Unlike what it sells in-store, the shares of jewellery Goliath Signet haven’t been sparklers lately – there’s a been a distinct lack of bling.

Unlike what it sells in-store, the shares of jewellery Goliath Signet haven’t been sparklers lately – there’s a been a distinct lack of bling.

Contradictory stories about the tight-lipped retailer – which was reported in the space of a few weeks to be considering both the sale of its British business and the acquisition of competitor Aurum – haven’t helped.

Unusual characteristics, such as being incorporated in Hamilton, Bermuda, further emphasise Signet’s difference from UK peers. But perhaps the retailer, which updates next week, deserves a second look from investors. Last time it updated back in May, Signet had held up well, despite flat like-for-likes and a depressed margin in the UK.

Signet, however, does most of its business in the US, where its category-killing stores such as Jared and Kay posted a like-for-like sales advance of 12.5% and margin up.

In May, Signet chief executive Mike Barnes said that “strong sales momentum” had continued into the second quarter and was confident that the full-year’s targets would be met. The retailer had also struck a revolving credit agreement on better terms. More good news next week could mean a bit more lustre in Signet’s shares.

Best Buy and the riots

While Signet went from the UK to the US and is doing well, spare a thought for Best Buy, which made the journey the other way.

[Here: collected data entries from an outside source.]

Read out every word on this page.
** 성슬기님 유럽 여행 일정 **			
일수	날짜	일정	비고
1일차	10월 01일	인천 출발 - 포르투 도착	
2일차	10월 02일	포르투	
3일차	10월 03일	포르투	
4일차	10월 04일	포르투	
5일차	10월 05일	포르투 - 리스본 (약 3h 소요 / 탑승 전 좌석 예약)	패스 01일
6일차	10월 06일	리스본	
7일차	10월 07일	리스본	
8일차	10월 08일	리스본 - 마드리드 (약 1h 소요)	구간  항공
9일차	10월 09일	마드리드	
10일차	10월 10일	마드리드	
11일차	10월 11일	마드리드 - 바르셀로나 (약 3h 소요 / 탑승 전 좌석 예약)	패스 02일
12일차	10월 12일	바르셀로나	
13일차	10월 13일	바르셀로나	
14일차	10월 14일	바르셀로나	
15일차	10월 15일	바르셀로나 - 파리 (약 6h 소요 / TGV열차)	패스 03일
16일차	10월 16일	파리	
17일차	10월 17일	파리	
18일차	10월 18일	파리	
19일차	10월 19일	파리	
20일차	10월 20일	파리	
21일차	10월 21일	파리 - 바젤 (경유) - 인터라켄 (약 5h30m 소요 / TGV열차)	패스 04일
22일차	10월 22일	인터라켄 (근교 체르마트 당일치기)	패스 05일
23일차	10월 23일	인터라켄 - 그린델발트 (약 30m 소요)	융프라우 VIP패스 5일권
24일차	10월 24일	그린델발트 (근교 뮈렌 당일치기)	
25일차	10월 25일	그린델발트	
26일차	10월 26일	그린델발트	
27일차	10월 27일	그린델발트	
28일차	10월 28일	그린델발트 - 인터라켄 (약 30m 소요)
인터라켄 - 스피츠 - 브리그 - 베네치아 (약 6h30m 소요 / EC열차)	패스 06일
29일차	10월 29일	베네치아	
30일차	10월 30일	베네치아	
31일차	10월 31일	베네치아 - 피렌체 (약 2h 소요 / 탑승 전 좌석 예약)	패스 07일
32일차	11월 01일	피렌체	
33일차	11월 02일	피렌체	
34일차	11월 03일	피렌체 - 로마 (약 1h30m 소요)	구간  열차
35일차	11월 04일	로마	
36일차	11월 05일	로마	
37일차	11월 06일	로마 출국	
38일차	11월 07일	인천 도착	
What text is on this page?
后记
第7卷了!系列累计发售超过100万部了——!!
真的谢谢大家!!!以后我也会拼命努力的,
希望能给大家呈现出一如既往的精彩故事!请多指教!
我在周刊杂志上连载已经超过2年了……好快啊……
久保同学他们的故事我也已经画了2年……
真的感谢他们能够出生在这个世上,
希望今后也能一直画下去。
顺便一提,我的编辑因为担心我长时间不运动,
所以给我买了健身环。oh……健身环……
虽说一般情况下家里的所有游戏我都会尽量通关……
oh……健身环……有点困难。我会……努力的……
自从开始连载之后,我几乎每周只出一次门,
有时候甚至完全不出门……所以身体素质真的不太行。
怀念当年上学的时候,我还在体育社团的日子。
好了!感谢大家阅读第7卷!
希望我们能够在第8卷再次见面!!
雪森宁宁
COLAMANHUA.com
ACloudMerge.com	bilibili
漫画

The retailer’s fledgling big-box business, in partnership with Carphone Warehouse, was finding the going tough anyway. But the retailer was delivered another blow by last week’s riots, which hit its Croydon shop – the store was still shut at the time of writing.

Best Buy was already considering the future of the big boxes, and one wonders what effect last week’s mayhem may have on the decision-making.